Financial Counselling Australia chief executive Fiona Guthrie told this masthead that, ​anecdotally, financial counsellors are saying that the number of clients presenting with wage advance products is growing.

​Guthrie says ​the risk of wage advance products is the same as that of payday loans – people can be trapped in a cycle of debt – and believes wage advance products are credit and should be regulated like all other credit products.

“If you’re caught short in one cycle, you could be caught short again in the next,” she says.

BNPL platforms allow purchases to be made immediately, with the money repaid to the provider, in most cases, in four equal instalments. Most earn their revenue from fees paid to providers by merchants and from the fees paid by purchasers who miss a repayment.

Of Frollo’s personal finance app users who made at least one purchase with a BNPL service in 2022, about half had accounts with two or more BNPLs. Almost one in five of those who made at least one BNPL purchase in 2022 had three or more BNPLs.

An ASIC report late in 2020 showed 21 per cent of BNPL users surveyed had missed a payment in the previous 12 months and that half of those were aged between 18 and 29.

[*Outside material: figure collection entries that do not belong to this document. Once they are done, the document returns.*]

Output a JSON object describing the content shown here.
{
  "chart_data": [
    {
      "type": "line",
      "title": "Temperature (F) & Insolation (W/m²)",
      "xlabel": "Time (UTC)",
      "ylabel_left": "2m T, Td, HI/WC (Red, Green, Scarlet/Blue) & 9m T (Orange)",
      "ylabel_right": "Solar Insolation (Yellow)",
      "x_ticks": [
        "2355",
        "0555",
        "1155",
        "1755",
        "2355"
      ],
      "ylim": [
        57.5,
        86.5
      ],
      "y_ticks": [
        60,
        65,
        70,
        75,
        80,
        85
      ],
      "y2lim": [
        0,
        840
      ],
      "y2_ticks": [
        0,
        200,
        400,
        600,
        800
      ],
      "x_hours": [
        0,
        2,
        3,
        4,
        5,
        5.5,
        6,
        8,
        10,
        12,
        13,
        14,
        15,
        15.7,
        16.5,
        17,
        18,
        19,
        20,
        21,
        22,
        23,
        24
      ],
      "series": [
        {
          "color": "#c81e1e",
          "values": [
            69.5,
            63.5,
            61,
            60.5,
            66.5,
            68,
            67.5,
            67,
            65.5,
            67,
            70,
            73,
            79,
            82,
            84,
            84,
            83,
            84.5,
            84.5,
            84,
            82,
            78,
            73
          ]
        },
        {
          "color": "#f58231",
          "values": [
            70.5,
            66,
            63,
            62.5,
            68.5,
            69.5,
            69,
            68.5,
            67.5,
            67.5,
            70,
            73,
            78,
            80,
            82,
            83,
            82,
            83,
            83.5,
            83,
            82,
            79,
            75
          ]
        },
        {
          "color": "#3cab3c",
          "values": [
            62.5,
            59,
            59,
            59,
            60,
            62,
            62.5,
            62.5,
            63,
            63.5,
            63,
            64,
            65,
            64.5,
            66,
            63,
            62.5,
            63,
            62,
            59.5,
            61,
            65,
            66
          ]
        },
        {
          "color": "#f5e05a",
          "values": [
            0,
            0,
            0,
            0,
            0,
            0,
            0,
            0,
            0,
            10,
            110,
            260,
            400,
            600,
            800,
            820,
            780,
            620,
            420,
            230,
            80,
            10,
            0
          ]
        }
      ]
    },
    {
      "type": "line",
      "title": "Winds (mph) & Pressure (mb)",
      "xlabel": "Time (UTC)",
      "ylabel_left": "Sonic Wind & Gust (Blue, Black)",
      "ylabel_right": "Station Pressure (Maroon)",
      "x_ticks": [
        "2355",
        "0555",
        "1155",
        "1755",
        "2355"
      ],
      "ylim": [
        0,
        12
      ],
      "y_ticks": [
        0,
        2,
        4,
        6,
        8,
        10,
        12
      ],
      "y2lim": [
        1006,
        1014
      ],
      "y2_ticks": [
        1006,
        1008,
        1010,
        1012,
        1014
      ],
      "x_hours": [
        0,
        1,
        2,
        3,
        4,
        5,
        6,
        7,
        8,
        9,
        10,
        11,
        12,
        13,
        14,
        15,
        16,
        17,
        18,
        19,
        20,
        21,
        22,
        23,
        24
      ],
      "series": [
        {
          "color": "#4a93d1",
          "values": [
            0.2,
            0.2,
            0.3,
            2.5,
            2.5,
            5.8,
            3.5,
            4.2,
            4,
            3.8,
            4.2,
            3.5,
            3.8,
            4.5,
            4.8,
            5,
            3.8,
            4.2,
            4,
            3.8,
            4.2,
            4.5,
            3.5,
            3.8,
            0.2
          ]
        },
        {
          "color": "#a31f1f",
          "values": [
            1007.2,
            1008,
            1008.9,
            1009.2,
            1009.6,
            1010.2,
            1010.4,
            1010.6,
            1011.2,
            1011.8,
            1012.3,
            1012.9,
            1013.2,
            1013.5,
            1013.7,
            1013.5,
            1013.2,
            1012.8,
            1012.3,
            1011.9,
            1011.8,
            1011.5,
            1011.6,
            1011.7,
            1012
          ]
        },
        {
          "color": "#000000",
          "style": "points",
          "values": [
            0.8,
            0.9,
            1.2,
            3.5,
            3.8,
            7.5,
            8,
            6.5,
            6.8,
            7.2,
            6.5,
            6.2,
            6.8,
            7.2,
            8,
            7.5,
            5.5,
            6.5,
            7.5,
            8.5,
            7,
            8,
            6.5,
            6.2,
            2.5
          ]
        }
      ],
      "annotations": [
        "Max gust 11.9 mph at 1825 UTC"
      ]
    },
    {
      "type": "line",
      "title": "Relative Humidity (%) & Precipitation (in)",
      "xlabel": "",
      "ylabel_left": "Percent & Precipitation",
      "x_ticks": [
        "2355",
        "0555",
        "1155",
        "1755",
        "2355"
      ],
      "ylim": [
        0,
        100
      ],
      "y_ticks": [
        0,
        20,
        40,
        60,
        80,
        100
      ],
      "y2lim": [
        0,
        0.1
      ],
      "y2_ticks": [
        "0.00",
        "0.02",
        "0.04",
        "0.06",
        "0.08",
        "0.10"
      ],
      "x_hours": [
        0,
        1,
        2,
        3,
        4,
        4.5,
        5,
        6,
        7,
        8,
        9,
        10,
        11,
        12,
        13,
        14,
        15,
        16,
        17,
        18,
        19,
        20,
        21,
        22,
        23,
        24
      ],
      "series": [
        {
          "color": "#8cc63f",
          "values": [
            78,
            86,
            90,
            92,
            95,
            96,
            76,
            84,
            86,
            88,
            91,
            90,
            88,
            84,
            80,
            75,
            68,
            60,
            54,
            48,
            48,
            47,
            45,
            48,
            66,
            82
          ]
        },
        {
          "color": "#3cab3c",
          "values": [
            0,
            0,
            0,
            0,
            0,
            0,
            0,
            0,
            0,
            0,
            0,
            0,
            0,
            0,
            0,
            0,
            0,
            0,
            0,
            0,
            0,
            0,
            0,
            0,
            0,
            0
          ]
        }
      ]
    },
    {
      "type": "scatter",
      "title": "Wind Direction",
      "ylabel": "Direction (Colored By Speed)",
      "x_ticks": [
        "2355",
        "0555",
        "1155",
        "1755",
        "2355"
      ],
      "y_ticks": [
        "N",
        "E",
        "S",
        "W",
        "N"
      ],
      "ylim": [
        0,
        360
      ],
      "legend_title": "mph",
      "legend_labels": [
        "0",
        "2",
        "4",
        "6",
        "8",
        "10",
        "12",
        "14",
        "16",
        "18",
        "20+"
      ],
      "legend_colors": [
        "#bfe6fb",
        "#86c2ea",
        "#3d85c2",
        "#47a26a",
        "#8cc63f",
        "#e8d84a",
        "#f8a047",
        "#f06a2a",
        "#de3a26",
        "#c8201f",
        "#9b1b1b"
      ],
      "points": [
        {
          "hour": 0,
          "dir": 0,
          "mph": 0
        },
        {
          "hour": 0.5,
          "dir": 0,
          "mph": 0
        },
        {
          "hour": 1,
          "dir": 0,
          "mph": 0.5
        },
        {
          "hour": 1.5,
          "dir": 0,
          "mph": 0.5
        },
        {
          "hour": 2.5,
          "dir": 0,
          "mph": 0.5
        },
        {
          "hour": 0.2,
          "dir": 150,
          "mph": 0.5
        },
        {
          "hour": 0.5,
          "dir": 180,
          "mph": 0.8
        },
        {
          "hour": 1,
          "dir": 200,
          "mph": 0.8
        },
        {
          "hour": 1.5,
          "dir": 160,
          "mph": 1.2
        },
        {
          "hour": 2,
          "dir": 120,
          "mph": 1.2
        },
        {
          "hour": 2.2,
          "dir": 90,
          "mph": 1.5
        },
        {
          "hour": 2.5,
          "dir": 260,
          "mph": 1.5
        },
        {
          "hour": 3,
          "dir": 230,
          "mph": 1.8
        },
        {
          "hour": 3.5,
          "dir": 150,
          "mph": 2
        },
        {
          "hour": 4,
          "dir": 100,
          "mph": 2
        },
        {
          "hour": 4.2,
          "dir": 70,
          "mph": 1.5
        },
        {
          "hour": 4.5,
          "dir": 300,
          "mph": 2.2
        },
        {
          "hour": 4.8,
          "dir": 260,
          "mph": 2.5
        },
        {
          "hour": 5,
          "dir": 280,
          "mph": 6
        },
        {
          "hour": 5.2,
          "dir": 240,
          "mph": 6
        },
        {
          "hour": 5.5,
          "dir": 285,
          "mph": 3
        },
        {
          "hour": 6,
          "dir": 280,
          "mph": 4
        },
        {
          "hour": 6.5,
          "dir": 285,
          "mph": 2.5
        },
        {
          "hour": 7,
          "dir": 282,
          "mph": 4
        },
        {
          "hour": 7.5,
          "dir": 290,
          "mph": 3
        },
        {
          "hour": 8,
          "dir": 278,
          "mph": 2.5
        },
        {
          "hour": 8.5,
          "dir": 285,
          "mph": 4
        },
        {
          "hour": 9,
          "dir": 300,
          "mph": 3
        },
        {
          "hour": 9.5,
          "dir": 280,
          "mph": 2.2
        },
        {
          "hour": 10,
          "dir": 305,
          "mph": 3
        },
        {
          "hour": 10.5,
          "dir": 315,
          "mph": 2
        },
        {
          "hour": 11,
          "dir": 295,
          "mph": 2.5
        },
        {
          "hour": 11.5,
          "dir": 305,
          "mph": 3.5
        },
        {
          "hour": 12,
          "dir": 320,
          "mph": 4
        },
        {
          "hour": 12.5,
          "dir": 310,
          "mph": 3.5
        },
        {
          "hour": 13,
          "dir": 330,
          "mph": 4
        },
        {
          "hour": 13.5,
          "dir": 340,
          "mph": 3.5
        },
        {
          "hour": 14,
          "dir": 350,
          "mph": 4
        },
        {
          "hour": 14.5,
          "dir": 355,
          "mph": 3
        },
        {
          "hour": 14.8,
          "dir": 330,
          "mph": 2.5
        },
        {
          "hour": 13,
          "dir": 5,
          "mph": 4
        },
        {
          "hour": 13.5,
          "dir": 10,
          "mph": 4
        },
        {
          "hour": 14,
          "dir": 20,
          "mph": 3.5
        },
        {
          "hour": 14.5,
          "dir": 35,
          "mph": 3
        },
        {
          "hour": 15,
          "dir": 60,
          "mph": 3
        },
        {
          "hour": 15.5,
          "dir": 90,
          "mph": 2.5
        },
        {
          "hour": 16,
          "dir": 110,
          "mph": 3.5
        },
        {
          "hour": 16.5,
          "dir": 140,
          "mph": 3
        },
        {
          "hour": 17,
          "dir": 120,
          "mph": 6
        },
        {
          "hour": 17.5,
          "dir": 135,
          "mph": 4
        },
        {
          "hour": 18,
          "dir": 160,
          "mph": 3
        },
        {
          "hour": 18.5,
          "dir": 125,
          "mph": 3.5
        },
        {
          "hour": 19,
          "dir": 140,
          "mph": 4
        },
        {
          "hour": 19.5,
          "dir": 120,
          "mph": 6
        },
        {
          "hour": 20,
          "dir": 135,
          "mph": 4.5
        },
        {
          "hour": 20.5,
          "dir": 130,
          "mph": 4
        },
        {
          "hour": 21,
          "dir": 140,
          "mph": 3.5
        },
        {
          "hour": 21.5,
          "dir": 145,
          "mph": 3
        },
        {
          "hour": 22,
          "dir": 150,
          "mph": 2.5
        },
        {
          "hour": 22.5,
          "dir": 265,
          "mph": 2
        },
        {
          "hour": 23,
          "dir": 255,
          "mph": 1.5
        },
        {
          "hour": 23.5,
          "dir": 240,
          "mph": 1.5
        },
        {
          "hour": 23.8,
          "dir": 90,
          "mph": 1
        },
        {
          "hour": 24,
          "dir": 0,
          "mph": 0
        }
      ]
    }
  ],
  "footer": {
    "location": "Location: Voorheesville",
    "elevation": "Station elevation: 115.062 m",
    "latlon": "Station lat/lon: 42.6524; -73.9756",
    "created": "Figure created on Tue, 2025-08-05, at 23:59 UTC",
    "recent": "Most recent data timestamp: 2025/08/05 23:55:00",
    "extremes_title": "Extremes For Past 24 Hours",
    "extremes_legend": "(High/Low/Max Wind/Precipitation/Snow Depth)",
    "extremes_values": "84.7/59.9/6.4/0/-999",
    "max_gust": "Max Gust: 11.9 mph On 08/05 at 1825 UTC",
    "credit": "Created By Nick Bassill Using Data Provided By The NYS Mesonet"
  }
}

It also found that of those who missed payments, more than half were using at least two BNPL providers.

Frollo chief executive Tony Thrassis says the BNPL and wage advance apps are providing loans and should be regulated under credit laws. With the growing use of these products there is no time to waste, he says.

He says a big benefit for consumers of making BNPLs and wage advance services subject to credit laws is that it would put them under responsible lending rules, where the providers would have to satisfy themselves that users can repay the money.

  • Advice given in this article is general in nature and is not intended to influence readers’ decisions about investing or financial products. Investors should always seek their own professional advice that takes into account their own personal circumstances before making any financial decisions.